The most frequently used carrier technology is so-called temporary bonding. In temporary bonding a temporary cement is applied to the product wafer (which is to be back-thinned) and/or the carrier substrate. Afterwards a temporary bonding process between the product substrate and the carrier substrate takes place. Here, it is often such that the product substrate side, which is fixed with the temporary cement on the carrier wafer, already has functional units. The functional units can be microchips, LEDs, MEMs, RDLs, or bumps. The layer thickness of the temporary cement must be accordingly greater than the maximum height of the functional units in order to ensure complete embedding of the functional units in the cement.
A very serious problem in the prior art is the so-called total thickness variation (TTV). This is defined as the difference between the maximum and minimum thickness of an object along one given direction or one plane.

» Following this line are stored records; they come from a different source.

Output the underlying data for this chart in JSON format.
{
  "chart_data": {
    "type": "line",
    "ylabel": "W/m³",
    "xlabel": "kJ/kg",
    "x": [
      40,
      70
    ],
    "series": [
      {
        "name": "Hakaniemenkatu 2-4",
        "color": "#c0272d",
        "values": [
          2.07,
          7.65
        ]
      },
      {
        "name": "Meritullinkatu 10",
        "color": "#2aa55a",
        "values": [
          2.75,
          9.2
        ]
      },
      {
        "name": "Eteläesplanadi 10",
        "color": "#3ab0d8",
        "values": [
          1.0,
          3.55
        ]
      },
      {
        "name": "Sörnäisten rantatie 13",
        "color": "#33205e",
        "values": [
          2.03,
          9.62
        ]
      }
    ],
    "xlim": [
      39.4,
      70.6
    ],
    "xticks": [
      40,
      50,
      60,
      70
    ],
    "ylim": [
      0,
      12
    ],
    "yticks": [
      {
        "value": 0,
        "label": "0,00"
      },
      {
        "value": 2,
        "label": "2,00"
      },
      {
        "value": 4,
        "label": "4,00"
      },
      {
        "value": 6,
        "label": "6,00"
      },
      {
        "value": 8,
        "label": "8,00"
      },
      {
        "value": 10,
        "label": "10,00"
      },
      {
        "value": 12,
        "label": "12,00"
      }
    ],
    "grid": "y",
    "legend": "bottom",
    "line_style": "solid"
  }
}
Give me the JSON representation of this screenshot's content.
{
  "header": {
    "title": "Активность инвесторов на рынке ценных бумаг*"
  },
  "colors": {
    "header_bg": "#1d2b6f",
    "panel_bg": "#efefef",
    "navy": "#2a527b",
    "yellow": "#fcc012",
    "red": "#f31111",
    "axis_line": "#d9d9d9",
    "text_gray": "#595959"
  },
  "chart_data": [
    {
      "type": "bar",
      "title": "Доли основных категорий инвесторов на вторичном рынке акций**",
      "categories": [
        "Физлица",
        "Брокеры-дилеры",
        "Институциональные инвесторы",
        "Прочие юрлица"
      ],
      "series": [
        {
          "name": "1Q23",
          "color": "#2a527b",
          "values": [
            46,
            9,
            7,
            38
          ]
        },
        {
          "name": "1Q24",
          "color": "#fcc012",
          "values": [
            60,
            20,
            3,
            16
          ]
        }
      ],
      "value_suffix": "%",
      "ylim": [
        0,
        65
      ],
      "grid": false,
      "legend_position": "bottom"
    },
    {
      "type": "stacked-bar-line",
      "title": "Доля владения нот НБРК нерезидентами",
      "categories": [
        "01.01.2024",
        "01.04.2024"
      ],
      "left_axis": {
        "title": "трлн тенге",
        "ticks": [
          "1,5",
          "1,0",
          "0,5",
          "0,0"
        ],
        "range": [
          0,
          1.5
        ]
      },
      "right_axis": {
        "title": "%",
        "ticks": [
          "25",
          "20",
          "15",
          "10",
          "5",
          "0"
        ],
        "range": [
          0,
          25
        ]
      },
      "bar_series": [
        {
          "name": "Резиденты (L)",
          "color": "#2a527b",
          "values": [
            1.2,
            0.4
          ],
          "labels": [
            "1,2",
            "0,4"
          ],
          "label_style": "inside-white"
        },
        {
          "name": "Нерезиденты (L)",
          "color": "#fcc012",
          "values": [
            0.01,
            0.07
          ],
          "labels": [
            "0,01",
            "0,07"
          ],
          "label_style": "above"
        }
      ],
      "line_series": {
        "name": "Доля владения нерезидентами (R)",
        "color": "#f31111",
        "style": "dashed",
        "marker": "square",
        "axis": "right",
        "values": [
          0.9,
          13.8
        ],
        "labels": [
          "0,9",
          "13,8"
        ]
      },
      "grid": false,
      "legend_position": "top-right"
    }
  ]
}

For example, the TTV of a silicon wafer is defined as the difference between the maximum thickness which is to be found at one location of the silicon wafer and its minimum thickness which is to be found elsewhere.
The concept of the TTV can also be expanded to combined objects. Thus, in the semiconductor industry the thickness variation of a bonded substrate stack is generally measured. In doing so the substrate stack with the surface of its first substrate pointing to the outside is deposited on a plane of a measuring device which is as planar as possible. Afterwards a relative movement of the substrate stack with respect to a sensor takes place. The sensor is generally a laser interferometer. With one laser interferometer thickness changes into the nanometer range can be detected and ascertained. A measurement of the substrate stack thickness along the measurement direction takes place by the relative movement between the bonded substrate stack and the laser interferometer. Layer thickness maps and the maximum and minimum layer thickness, and thus the TTV, can be determined from the profile which has been obtained in this way.
The knowledge of the TTV is important mainly for those processes which are applied to the product substrate after bonding, mainly back-thinning and etching processes. An overly large TTV provides specifically for nonuniform thickness removal and thus leads to destruction of the product substrate in the worst case.